Standard Chartered Plc is reviewing its policies and compliance procedures in light of the mounting regulatory pressures [1, 2, 3, 4]. The regulatory crackdown comes after the China Securities Regulatory Commission fined three major online brokerages over US$330 million combined for offering offshore trading services to mainland clients without proper approval. The regulator ordered non-compliant retail accounts to be liquidated over a two-year wind-down period [1, 2, 3, 4].

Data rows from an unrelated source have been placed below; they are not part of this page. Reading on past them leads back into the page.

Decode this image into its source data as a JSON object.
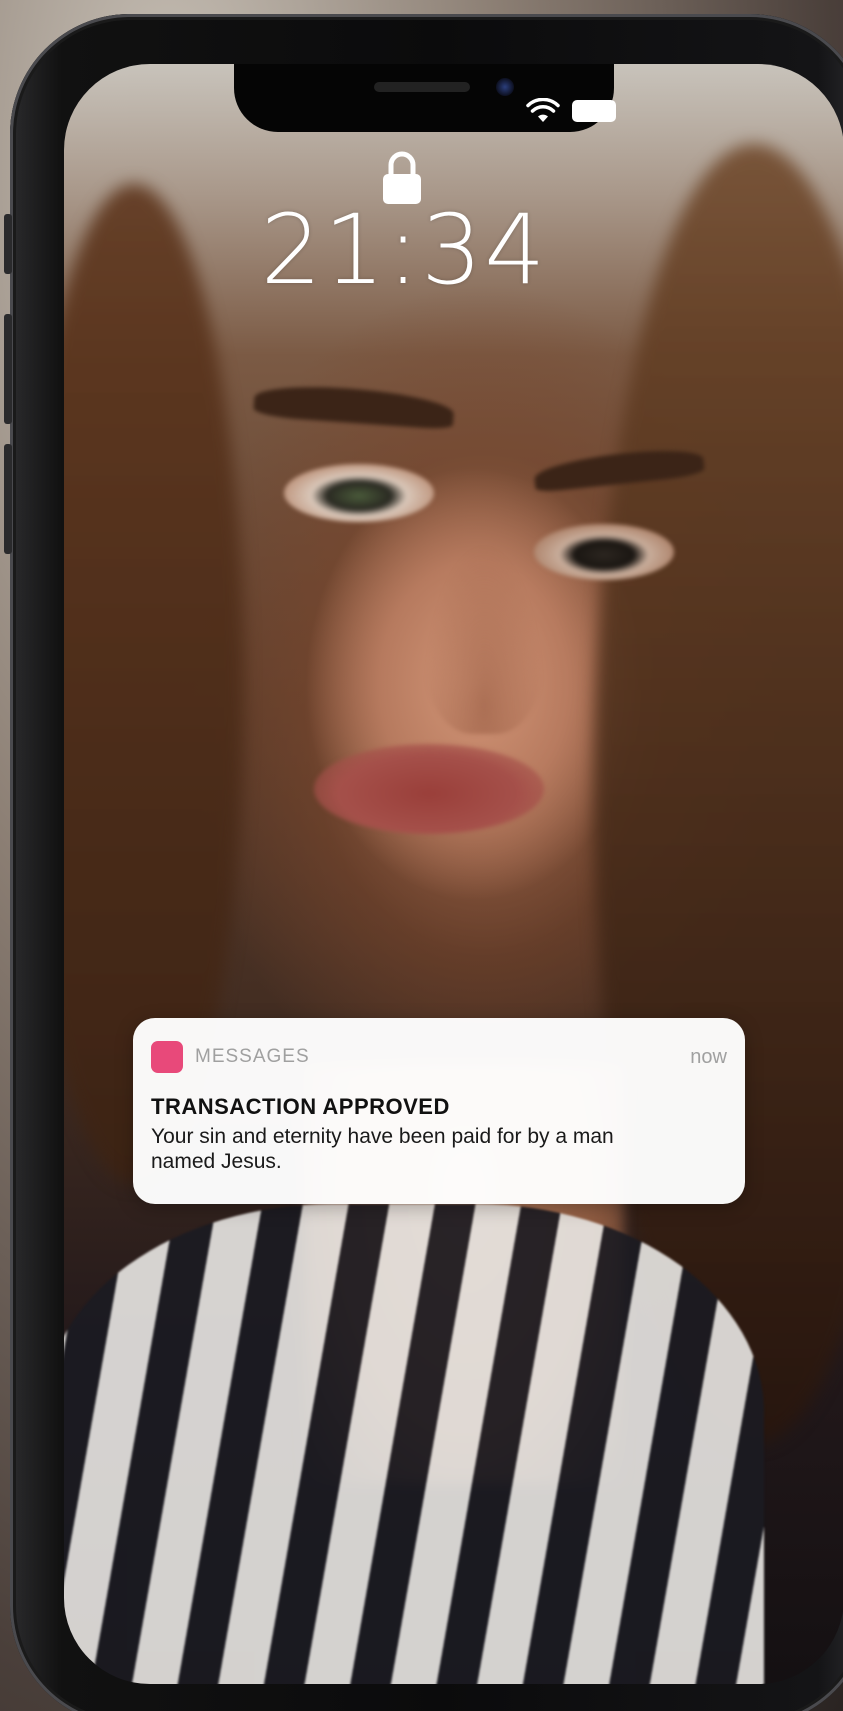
{
  "lock_screen": {
    "time": "21:34",
    "icons": {
      "lock": "lock-icon",
      "wifi": "wifi-icon",
      "battery": "battery-icon"
    }
  },
  "notification": {
    "app_name": "MESSAGES",
    "time": "now",
    "title": "TRANSACTION APPROVED",
    "body": "Your sin and eternity have been paid for by a man named Jesus.",
    "app_icon_color": "#e8497a"
  },
  "colors": {
    "notification_bg": "#ffffff",
    "clock_text": "#ffffff"
  }
}
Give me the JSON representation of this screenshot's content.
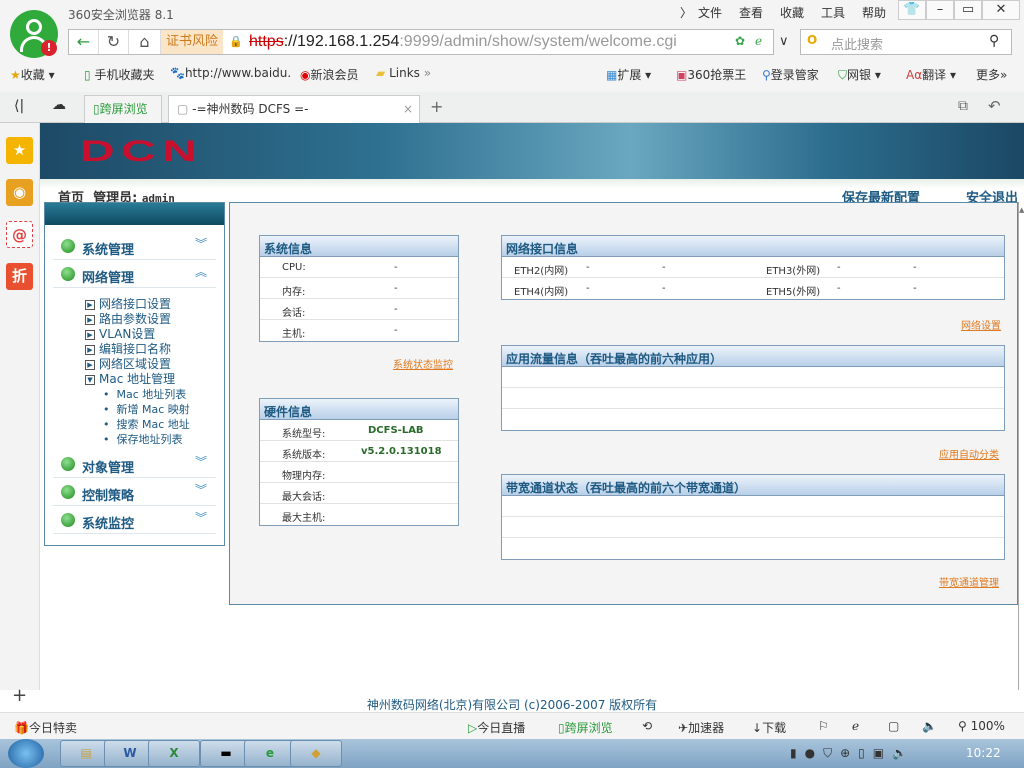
{
  "browser": {
    "title": "360安全浏览器 8.1",
    "menus": [
      "文件",
      "查看",
      "收藏",
      "工具",
      "帮助"
    ],
    "cert_warning": "证书风险",
    "url_scheme": "https",
    "url_host": "://192.168.1.254",
    "url_rest": ":9999/admin/show/system/welcome.cgi",
    "search_placeholder": "点此搜索",
    "bookmarks": [
      "收藏",
      "手机收藏夹",
      "http://www.baidu.",
      "新浪会员",
      "Links"
    ],
    "extensions": [
      "扩展",
      "360抢票王",
      "登录管家",
      "网银",
      "翻译",
      "更多"
    ],
    "tabs": {
      "cross_screen": "跨屏浏览",
      "active": "-=神州数码 DCFS =-"
    }
  },
  "banner": {
    "logo": "DCN"
  },
  "header": {
    "home": "首页",
    "admin_label": "管理员:",
    "admin_user": "admin",
    "save": "保存最新配置",
    "logout": "安全退出"
  },
  "menu": {
    "groups": [
      {
        "label": "系统管理"
      },
      {
        "label": "网络管理"
      },
      {
        "label": "对象管理"
      },
      {
        "label": "控制策略"
      },
      {
        "label": "系统监控"
      }
    ],
    "network_items": [
      "网络接口设置",
      "路由参数设置",
      "VLAN设置",
      "编辑接口名称",
      "网络区域设置",
      "Mac 地址管理"
    ],
    "mac_items": [
      "Mac 地址列表",
      "新增 Mac 映射",
      "搜索 Mac 地址",
      "保存地址列表"
    ]
  },
  "sysinfo": {
    "title": "系统信息",
    "rows": [
      {
        "label": "CPU:",
        "value": "-"
      },
      {
        "label": "内存:",
        "value": "-"
      },
      {
        "label": "会话:",
        "value": "-"
      },
      {
        "label": "主机:",
        "value": "-"
      }
    ],
    "link": "系统状态监控"
  },
  "hwinfo": {
    "title": "硬件信息",
    "rows": [
      {
        "label": "系统型号:",
        "value": "DCFS-LAB"
      },
      {
        "label": "系统版本:",
        "value": "v5.2.0.131018"
      },
      {
        "label": "物理内存:",
        "value": ""
      },
      {
        "label": "最大会话:",
        "value": ""
      },
      {
        "label": "最大主机:",
        "value": ""
      }
    ]
  },
  "netif": {
    "title": "网络接口信息",
    "rows": [
      {
        "a": "ETH2(内网)",
        "a1": "-",
        "a2": "-",
        "b": "ETH3(外网)",
        "b1": "-",
        "b2": "-"
      },
      {
        "a": "ETH4(内网)",
        "a1": "-",
        "a2": "-",
        "b": "ETH5(外网)",
        "b1": "-",
        "b2": "-"
      }
    ],
    "link": "网络设置"
  },
  "appflow": {
    "title": "应用流量信息（吞吐最高的前六种应用）",
    "link": "应用自动分类"
  },
  "bandwidth": {
    "title": "带宽通道状态（吞吐最高的前六个带宽通道）",
    "link": "带宽通道管理"
  },
  "footer": "神州数码网络(北京)有限公司 (c)2006-2007 版权所有",
  "statusbar": {
    "deal": "今日特卖",
    "live": "今日直播",
    "cross": "跨屏浏览",
    "accel": "加速器",
    "download": "下载",
    "zoom": "100%"
  },
  "taskbar": {
    "time": "10:22"
  }
}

China resident capital outflows reached a record estimated US$807 billion in 2025, driven by a weaker domestic economic outlook and demand for global asset diversification, according to Institute of International Finance data [1, 2, 3, 4]. Regulators in China and Hong Kong have stepped up scrutiny, requiring new clients in Hong Kong banks to declare explicitly that their investment funds originate outside mainland China. Banks fear that regulators may demand proof of offshore fund origins in the future [1, 2, 3, 4]. Chinese tax authorities have also increased enforcement efforts to collect taxes on offshore income [1, 2, 3, 4].

China Securities Regulatory Commission officials recently met with Hong Kong brokerage leaders in Shenzhen to stress compliance demands. These include suspending online brokerage account openings from the mainland, banning mainland IP-based trading, and requiring remediation of non-compliant mainland client accounts within two years [2].

In related developments, China and Russia have largely moved away from the US dollar in bilateral trade settlements, but face ongoing cross-border payment challenges due to sanctions compliance and the use of intermediary banks. Alexander Vedyakhin, first deputy chairman of Russia's Sberbank, said, "In practice, we are seeing constantly occurring gaps within the payment infrastructure. Payment routes are becoming many times more complex, requiring the inclusion of additional intermediary banks, which often reject payments without providing a detailed explanation" [5].

Hong Kong authorities recently instructed local banks to ensure that all new clients sign declarations confirming that funds in investment accounts come from outside mainland China [2, 3, 4].

UBS’s postponed mid-year mainland China event and HSBC’s travel curbs highlight immediate industry impacts. The fines and compliance deadlines set by Chinese regulators, including the two-year wind-down for non-compliant brokerage accounts, set concrete deadlines for banks to adjust their practices and client onboarding processes [1, 2, 3, 4].